Habitat and conservation

A small thicket of Tamarix humboldtiana was found along the margin of the Minab river on sandy-gravelly soils (Fig. 1A). This patch grows on the innermost vegetation zone of the very wide river bed. Tamarix mascatensis and T. stricta are the most common species in the area, particularly at some distance from the river margin. In dense stands dominated by these two species T. humboldtiana is rare. The river is a freshwater river with an electric conductivity (EC) of 1644 µs and 0.8 salinity. The habitat of the species is very fragile, because it occurs in the innermost vegetation zone of the riverside subjected to frequent floods (Fig. 1A). The associated species with T. humboldtiana are T. mascatensis, T. stricta, Phragmites australis (Cav.) Steud., Saccharum sp., Juncus sp. and Nerium oleander L. (Table 2).

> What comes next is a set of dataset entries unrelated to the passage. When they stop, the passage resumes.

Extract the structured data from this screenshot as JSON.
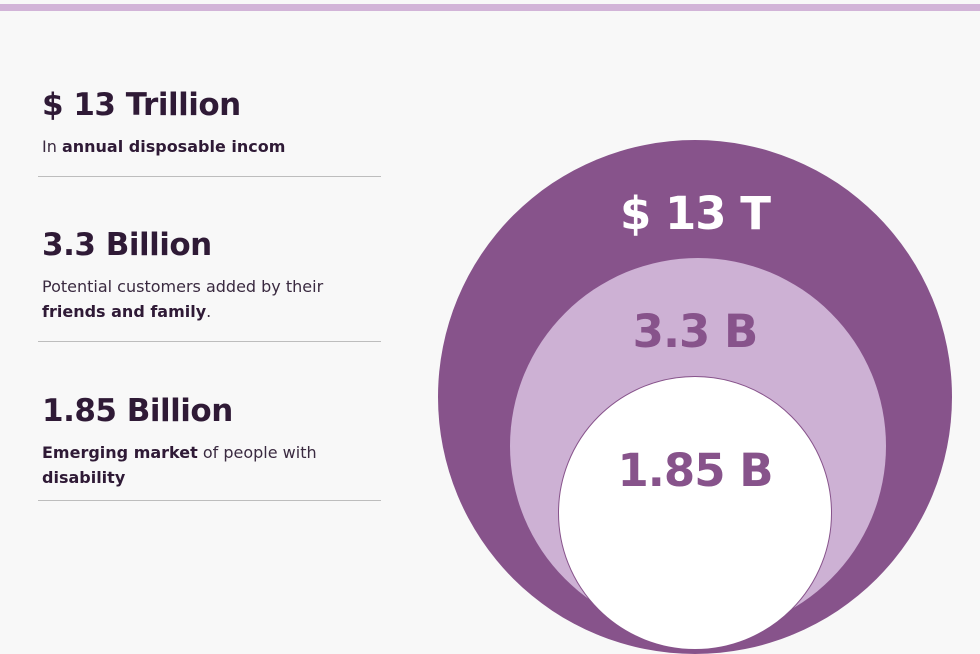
{
  "colors": {
    "top_bar": "#d2b4d8",
    "outer_circle": "#87538b",
    "middle_circle": "#cdb1d4",
    "inner_circle": "#ffffff",
    "heading_text": "#2f1a36"
  },
  "stats": [
    {
      "title": "$ 13 Trillion",
      "desc_prefix": "In ",
      "desc_bold": "annual disposable incom",
      "desc_suffix": ""
    },
    {
      "title": "3.3 Billion",
      "desc_prefix": "Potential customers added by their ",
      "desc_bold": "friends and family",
      "desc_suffix": "."
    },
    {
      "title": "1.85 Billion",
      "desc_bold": "Emerging market",
      "desc_suffix": " of people with ",
      "desc_bold2": "disability"
    }
  ],
  "rings": {
    "outer_label": "$ 13 T",
    "middle_label": "3.3 B",
    "inner_label": "1.85 B"
  }
}
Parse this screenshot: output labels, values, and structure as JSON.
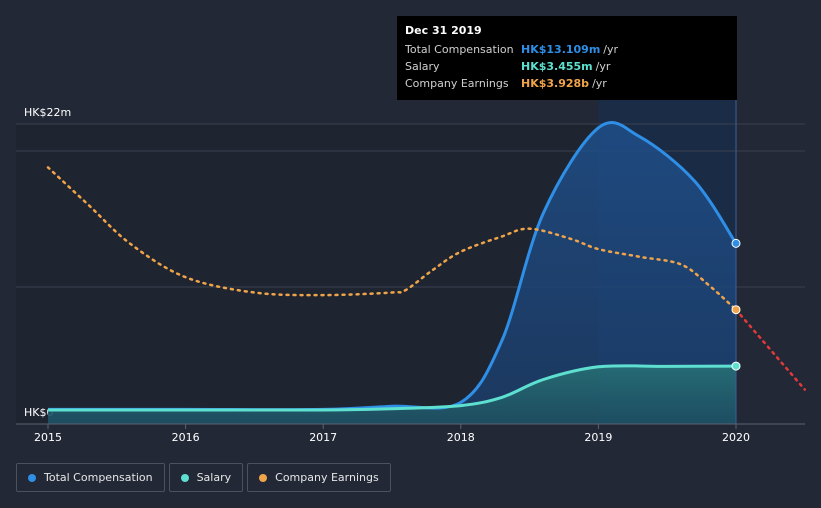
{
  "chart_data": {
    "type": "area",
    "y_axis": {
      "top_label": "HK$22m",
      "bottom_label": "HK$0",
      "ylim": [
        0,
        22
      ]
    },
    "x_ticks": [
      "2015",
      "2016",
      "2017",
      "2018",
      "2019",
      "2020"
    ],
    "series": [
      {
        "name": "Total Compensation",
        "unit": "HK$m",
        "color": "#2f8fe6",
        "x": [
          2015,
          2016,
          2017,
          2017.5,
          2018,
          2018.3,
          2018.6,
          2019,
          2019.3,
          2019.7,
          2020
        ],
        "values": [
          0.05,
          0.05,
          0.05,
          0.3,
          0.6,
          5.5,
          15.5,
          22.2,
          21.5,
          18.0,
          13.109
        ]
      },
      {
        "name": "Salary",
        "unit": "HK$m",
        "color": "#5ee0d0",
        "x": [
          2015,
          2016,
          2017,
          2017.5,
          2018,
          2018.3,
          2018.6,
          2019,
          2019.5,
          2020
        ],
        "values": [
          0.0,
          0.0,
          0.0,
          0.1,
          0.35,
          1.0,
          2.4,
          3.4,
          3.43,
          3.455
        ]
      },
      {
        "name": "Company Earnings",
        "unit": "HK$b",
        "color": "#f0a44a",
        "x": [
          2015,
          2015.3,
          2015.6,
          2016,
          2016.5,
          2017,
          2017.5,
          2017.6,
          2017.8,
          2018,
          2018.3,
          2018.5,
          2018.8,
          2019,
          2019.3,
          2019.6,
          2019.8,
          2020,
          2020.5
        ],
        "values": [
          9.5,
          8.0,
          6.5,
          5.2,
          4.6,
          4.5,
          4.6,
          4.7,
          5.5,
          6.2,
          6.8,
          7.1,
          6.7,
          6.3,
          6.0,
          5.7,
          4.9,
          3.928,
          0.8
        ],
        "forecast_from": 2020
      }
    ],
    "highlight_x": 2020,
    "tooltip": {
      "date": "Dec 31 2019",
      "rows": [
        {
          "label": "Total Compensation",
          "value": "HK$13.109m",
          "unit": "/yr",
          "color": "#2f8fe6"
        },
        {
          "label": "Salary",
          "value": "HK$3.455m",
          "unit": "/yr",
          "color": "#5ee0d0"
        },
        {
          "label": "Company Earnings",
          "value": "HK$3.928b",
          "unit": "/yr",
          "color": "#f0a44a"
        }
      ]
    },
    "legend": [
      {
        "label": "Total Compensation",
        "color": "#2f8fe6"
      },
      {
        "label": "Salary",
        "color": "#5ee0d0"
      },
      {
        "label": "Company Earnings",
        "color": "#f0a44a"
      }
    ],
    "forecast_color": "#e03a3a"
  }
}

Most species of Tamarix are locally very common. They are successful plants by both vegetative and generative reproduction. The riparian habitat and the very tiny, pappus-bearing seeds are advantages for effective dispersal. The question is, therefore, if the species is really as rare as the currently available data suggest. There are many rivers in the area that need to be searched for this species. Our propagation experiments showed that production of adventitious roots via propagation is very poor in T. humboldtiana in comparison with many other species, such as the co-occurring T. mascatensis and T. stricta. Several of the propagated branches died off after we transferred them into soil. These results and the restriction of the patches of T. humboldtiana to the fragile zone of the river indicate that the populations are driven by other competitive species. Therefore, we could suggest that natural impacts play a major role in threatening the survival of this species. These impacts are accelerated by the current water abstraction in the area and frequent flooding in the fragile marginal habitat along the rivers. Based on T. humboldtiana being known only from one small site, it meets the criteria B1ab(iii) of the category Critically Endangered (CR) of the IUCN (2012) for assigning threat categories. We strongly recommend further research and implementation of measures to ensure in situ conservation and cultivation activities for ex situ conservation of the species.